Until that happens, Qualcomm will probably keep controlling the market, and Nvidia's smartphone business likely won't grow much from its current size. Huang noted yesterday that while Nvidia's tablet business doubled from the previous year, the "superphone business," aka high-end phones, largely was "stable."

For growth, the "key will be Tegra 3 penetration into less-expensive smartphones," Morgan Stanley analyst Joseph Moore noted.

Handset vendors making their own chips
Meanwhile, the two biggest phone and tablet makers -- Apple and Samsung -- design their own chips that serve as the brains of their devices. That's not only a threat to Nvidia but could hurt all the other traditional processor makers targeting the area as well.

Right now Apple and Samsung use the chips in their own products, but as one analyst noted during Nvidia's earnings call, Samsung may soon make a bigger push to sell its application processor for use in other companies' devices. Some handset and tablet makers may be hesitant about using a competitor's products, but Samsung already supplies many important components.

Huang last night acknowledged that Samsung is a "formidable company," but Nvidia will simply have to "continue to stay ahead of them technologically."

Still, Samsung is another competitor for Nvidia and other mobile-chip makers to deal with in an already-crowded market. Of all the companies targeting the market -- including Intel, Texas Instruments, Freescale, Marvell, STMicro, and Broadcom -- only Qualcomm is really doing well at this time.

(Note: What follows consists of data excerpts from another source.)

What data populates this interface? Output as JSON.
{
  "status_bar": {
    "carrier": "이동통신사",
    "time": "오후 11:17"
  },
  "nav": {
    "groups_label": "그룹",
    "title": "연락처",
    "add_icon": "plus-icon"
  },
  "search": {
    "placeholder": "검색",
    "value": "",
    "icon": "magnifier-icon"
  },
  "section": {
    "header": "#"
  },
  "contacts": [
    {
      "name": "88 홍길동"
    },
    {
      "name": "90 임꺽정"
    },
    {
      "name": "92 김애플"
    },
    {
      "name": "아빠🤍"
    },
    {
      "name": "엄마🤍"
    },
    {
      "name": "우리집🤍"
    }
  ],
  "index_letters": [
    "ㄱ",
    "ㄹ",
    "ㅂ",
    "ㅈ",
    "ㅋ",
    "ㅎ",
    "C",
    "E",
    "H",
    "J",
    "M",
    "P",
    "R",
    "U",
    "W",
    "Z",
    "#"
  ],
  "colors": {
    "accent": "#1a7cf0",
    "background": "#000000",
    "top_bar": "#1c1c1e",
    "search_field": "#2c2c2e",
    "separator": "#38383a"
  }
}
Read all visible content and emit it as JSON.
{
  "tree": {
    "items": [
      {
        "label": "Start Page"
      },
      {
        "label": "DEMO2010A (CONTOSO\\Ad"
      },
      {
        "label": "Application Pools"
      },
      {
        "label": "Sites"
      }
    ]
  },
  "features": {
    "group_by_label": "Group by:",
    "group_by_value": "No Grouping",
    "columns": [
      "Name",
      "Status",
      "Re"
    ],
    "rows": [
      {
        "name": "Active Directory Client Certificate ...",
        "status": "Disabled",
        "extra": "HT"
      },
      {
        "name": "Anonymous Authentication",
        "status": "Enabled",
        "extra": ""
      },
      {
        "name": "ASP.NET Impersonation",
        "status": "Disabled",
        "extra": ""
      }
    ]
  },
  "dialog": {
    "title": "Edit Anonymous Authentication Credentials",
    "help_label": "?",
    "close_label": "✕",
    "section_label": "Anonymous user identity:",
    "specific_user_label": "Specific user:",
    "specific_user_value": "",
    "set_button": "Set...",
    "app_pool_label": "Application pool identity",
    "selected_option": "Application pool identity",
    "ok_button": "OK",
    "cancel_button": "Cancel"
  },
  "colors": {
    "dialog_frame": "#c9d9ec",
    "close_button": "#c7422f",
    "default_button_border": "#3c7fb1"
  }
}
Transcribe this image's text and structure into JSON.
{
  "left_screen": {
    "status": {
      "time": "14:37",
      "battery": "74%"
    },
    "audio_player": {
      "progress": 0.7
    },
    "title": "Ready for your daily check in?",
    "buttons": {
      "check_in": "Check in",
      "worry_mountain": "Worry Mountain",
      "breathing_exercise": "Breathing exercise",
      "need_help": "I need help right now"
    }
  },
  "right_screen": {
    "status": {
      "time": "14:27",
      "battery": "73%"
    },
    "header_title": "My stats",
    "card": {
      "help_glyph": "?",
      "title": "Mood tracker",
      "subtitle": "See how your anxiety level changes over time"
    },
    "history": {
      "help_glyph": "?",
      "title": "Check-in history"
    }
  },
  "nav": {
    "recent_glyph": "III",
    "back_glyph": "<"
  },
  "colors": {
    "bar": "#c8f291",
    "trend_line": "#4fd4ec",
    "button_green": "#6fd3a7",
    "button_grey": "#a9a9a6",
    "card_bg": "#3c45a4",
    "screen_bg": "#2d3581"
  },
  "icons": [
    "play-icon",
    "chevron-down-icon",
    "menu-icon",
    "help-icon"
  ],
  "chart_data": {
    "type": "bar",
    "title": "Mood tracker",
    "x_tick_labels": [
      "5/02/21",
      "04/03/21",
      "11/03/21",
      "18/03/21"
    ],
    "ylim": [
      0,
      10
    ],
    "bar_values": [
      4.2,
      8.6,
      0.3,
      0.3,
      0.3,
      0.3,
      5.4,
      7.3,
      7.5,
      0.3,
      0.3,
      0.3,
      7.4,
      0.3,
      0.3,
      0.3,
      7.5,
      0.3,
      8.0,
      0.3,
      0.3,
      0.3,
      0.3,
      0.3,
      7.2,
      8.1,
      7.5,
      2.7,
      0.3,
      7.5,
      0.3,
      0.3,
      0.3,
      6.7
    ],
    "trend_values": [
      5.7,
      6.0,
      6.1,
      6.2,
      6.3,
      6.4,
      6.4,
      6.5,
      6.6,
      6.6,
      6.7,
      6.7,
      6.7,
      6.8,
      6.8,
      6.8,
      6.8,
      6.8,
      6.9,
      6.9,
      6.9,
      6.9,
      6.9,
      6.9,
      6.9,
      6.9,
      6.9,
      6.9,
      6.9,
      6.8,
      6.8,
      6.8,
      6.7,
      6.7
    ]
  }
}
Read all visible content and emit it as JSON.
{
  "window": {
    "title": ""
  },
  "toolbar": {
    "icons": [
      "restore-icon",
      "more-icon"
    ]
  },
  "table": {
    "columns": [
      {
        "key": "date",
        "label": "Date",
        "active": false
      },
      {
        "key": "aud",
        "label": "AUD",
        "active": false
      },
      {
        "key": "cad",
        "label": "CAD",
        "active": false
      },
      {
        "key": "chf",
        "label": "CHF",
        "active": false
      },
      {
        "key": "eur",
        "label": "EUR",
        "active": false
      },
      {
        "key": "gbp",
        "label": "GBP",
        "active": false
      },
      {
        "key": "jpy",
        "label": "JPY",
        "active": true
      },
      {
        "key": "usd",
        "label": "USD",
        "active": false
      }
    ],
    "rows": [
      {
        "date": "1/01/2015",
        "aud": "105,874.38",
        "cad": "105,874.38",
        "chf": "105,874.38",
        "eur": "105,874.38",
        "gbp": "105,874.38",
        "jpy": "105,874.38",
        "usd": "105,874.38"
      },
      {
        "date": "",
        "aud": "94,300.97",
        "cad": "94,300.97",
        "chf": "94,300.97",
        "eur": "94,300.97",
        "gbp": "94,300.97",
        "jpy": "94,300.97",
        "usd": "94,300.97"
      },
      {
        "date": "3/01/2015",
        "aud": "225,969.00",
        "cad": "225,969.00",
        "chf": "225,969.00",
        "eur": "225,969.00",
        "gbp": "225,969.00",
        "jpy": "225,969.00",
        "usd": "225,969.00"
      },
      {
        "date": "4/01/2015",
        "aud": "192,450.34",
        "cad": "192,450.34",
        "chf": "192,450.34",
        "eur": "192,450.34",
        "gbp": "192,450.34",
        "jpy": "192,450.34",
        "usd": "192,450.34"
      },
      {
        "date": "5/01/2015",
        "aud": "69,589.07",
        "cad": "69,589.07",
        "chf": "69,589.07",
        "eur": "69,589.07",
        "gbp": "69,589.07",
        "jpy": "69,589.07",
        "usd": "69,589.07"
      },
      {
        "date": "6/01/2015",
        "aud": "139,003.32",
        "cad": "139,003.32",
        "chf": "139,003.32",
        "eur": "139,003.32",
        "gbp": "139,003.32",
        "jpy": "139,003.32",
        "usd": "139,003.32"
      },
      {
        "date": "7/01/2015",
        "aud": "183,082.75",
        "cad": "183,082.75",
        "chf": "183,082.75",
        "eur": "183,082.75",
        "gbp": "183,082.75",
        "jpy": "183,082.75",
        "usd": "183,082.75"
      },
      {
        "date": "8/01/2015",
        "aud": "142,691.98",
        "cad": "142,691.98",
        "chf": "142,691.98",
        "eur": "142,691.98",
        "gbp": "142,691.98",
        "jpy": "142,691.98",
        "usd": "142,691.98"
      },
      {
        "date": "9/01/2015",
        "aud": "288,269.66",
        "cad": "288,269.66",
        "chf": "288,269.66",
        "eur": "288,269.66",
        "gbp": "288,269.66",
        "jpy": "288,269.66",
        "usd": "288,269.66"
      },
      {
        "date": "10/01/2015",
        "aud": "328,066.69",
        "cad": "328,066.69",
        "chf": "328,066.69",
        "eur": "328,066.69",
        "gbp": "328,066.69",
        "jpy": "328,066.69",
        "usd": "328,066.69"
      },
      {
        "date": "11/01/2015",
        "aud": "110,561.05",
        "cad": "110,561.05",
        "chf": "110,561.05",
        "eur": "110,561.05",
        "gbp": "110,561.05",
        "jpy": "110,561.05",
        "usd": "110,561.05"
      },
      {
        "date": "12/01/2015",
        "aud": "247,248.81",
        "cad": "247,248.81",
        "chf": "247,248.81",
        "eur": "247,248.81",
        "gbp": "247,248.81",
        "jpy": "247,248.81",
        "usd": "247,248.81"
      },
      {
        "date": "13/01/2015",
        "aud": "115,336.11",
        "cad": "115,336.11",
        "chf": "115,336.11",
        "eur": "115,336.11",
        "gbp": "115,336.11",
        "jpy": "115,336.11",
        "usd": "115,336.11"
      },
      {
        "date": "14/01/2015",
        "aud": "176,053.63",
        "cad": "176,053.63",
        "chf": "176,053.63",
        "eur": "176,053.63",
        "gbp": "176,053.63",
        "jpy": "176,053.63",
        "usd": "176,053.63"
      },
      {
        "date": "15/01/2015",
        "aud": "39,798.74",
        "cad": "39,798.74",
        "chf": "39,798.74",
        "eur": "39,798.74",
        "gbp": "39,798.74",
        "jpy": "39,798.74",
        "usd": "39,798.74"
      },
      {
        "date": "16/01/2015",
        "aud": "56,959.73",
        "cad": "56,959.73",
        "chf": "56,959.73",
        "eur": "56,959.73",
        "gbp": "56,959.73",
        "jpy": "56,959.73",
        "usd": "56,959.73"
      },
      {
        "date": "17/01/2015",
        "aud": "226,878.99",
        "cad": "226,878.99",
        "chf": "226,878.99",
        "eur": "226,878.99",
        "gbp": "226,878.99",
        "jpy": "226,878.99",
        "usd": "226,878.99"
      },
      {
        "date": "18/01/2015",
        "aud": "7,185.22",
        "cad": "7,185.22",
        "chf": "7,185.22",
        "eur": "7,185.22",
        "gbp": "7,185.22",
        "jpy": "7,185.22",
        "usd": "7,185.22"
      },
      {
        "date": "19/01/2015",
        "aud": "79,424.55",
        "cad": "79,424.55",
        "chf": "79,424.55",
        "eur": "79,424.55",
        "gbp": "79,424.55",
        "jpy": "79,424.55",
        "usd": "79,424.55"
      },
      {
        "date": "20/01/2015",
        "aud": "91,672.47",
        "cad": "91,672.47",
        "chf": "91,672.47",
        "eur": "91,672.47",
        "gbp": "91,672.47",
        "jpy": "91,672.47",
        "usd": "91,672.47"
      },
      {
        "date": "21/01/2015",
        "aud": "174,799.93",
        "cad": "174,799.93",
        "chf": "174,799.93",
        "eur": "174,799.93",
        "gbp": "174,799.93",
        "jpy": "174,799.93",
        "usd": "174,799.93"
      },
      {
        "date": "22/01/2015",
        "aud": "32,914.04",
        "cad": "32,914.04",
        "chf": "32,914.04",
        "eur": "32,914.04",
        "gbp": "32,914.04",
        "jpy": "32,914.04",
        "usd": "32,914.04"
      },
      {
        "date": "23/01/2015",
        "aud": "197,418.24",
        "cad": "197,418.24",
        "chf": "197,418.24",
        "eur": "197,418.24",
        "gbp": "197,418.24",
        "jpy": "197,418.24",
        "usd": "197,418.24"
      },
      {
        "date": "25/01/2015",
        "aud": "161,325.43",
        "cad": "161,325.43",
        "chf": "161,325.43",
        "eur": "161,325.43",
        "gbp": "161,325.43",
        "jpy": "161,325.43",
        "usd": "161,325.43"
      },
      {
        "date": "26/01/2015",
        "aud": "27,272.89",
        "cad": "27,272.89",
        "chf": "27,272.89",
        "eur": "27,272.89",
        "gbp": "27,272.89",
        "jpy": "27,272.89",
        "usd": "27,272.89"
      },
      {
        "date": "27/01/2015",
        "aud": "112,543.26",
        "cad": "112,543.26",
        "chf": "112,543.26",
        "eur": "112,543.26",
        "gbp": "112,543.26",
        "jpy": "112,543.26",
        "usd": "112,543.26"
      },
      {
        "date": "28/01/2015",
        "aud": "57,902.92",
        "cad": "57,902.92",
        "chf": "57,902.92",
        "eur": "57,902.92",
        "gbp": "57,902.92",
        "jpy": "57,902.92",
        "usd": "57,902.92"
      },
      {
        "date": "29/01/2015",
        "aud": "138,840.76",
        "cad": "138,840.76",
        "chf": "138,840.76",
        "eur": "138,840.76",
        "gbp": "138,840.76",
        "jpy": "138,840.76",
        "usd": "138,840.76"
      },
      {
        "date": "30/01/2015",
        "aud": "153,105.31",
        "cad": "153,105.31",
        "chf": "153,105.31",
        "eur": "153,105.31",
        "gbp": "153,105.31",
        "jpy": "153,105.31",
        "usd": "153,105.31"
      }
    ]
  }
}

"Apple makes its own stuff, Samsung makes a lot of its own stuff, and Qualcomm is an 800-pound gorilla. Then there's Intel's Infineon business, Broadcom, Marvell, Spreadtrum, and MediaTek taking mostly everything else," MKM Partners analyst Daniel Berenbaum said. "You have to ask yourself, how is the market big enough for this many players?"

In the end, Nvidia continues to do all it can to broaden its mobile business. It recognizes it needs to be strong in the smartphone and tablet area as the PC industry changes. Time will tell if Nvidia's steps will be enough.